Scientific Poster #56 Basic Science

Effects of Hypothermia and Re-warming to the Inflammatory Response in a Murine Model of Trauma: Characterization of the First and the Second Hit Impact

Frank Hildebrand, MD1 (a-AO Foundation);
Martijn van Griensven, MD, PhD1 (n); Peter Giannoudis, MD2 (n);
Christian Krettek, MD1 (n); Hans-Christoph Pape, MD1 (a-AO Foundation);
1Trauma Department, Hannover Medical School, Germany;
2Department of Trauma, St.

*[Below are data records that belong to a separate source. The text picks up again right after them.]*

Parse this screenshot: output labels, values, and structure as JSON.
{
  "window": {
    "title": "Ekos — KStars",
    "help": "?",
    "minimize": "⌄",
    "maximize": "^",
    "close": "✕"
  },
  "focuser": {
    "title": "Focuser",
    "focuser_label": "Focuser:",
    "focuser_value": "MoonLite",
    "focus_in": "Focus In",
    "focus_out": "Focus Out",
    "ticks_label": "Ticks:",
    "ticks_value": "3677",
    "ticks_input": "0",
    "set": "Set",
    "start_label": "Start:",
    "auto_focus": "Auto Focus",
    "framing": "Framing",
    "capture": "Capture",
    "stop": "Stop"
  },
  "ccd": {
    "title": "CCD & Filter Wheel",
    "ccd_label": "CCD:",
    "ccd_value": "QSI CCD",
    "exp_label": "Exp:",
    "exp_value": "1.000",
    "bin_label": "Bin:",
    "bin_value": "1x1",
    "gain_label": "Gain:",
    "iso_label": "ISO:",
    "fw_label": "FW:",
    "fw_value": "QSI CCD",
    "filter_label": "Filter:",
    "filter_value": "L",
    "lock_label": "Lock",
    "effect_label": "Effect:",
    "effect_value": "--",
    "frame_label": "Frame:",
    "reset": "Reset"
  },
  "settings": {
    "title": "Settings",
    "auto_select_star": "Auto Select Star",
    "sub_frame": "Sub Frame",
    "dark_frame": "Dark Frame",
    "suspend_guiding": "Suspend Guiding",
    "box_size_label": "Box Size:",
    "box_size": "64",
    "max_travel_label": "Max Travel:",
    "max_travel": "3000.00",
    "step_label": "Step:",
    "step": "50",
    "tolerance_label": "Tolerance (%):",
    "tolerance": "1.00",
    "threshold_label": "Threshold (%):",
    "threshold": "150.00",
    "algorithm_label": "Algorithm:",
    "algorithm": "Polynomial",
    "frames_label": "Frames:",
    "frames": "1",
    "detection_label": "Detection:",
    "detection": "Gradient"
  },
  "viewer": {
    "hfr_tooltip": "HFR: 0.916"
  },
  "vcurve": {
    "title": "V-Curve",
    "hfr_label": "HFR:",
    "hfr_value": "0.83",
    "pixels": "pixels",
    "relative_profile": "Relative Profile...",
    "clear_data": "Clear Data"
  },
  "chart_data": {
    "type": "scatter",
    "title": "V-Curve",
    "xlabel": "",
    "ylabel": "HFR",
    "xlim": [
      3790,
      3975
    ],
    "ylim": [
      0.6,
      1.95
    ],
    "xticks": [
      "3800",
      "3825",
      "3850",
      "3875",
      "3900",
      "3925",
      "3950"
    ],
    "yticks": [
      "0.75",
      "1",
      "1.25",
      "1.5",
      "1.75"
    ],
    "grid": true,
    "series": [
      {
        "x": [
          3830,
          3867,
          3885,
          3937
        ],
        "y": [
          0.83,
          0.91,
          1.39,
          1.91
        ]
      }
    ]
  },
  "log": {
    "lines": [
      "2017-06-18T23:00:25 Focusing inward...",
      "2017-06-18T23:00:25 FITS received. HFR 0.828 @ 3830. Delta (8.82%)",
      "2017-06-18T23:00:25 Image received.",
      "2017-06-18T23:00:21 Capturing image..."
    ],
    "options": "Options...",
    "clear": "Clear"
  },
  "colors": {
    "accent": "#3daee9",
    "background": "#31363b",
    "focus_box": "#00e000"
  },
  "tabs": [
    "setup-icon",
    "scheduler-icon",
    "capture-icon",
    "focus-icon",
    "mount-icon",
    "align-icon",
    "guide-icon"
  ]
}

James University Hospital, Leeds, United Kingdom

Introduction: Hypothermia is a frequent event after severe trauma. Although accidental hypothermia has been identified as a major cause of posttraumatic complications, it has been suggested that it might also have beneficial effects after trauma. Therefore, this study aims to quantify the effects of hypothermia and rewarming on the inflammatory response after fracture/hemorrhage ("first hit") and subsequent fracture stabilization ("second hit").

Methods: In a two-hit mouse model, animals underwent femoral fracture (blunt guillotine device, weight of 500 g) and a standardized shock state (withdrawal of 60% of blood volume), followed by resuscitation and fixation of the fracture. Animals were sacrificed 2 hours following fixation. The four experimental groups were divided according to the time course of body temperature changes (group A, normothermia; group B, hypothermia after trauma; group C, rewarming after resuscitation; and group D, hypothermia before trauma). Groups B, C, and D were subdivided into three subgroups according to the degree of hypothermia exposed. Plasma cytokine concentrations were determined by ELISA. Pulmonary permeability changes were quantified by Bronchoalveolar Lavage. Histologic analysis of lung and liver was performed.

Results: Maintenance of normothermia resulted in a significantly decreased early survival rate (50% versus 94.7%). The degree of hypothermia, rewarming, and the time course of body temperature changes had no effect on early survival and the levels of histologic organ damage. Both a significantly increased pro- and decreased anti-inflammatory response was observed in the normothermic mice compared to hypothermia. The degree of hypothermia was associated with the extent of these observed changes with most pronounced differences in severe hypothermia. Rewarming after mild hypothermia resulted in a comparable proinflammatory response compared to normothermia.

Conclusion: Hypothermia has a beneficial effect on early survival. This seems neither dependent on the level of hypothermia nor on rewarming before fracture stabilization. Although rewarming before fracture stabilization has no significant effect on early survival, it does influence the proinflammatory response. The long-term effects (sepsis, MODS) of the hypothermia- and rewarming-induced changes of the pro- and anti-inflammatory response need to be examined in further experimental studies with a longer posttraumatic observation period.


If noted, the author indicates something of value received. The codes are identified as a-research or institutional support; b-miscellaneous funding; c-royalties; d-stock options; e-consultant or employee; n-no conflicts disclosed, and *disclosure not available at time of printing.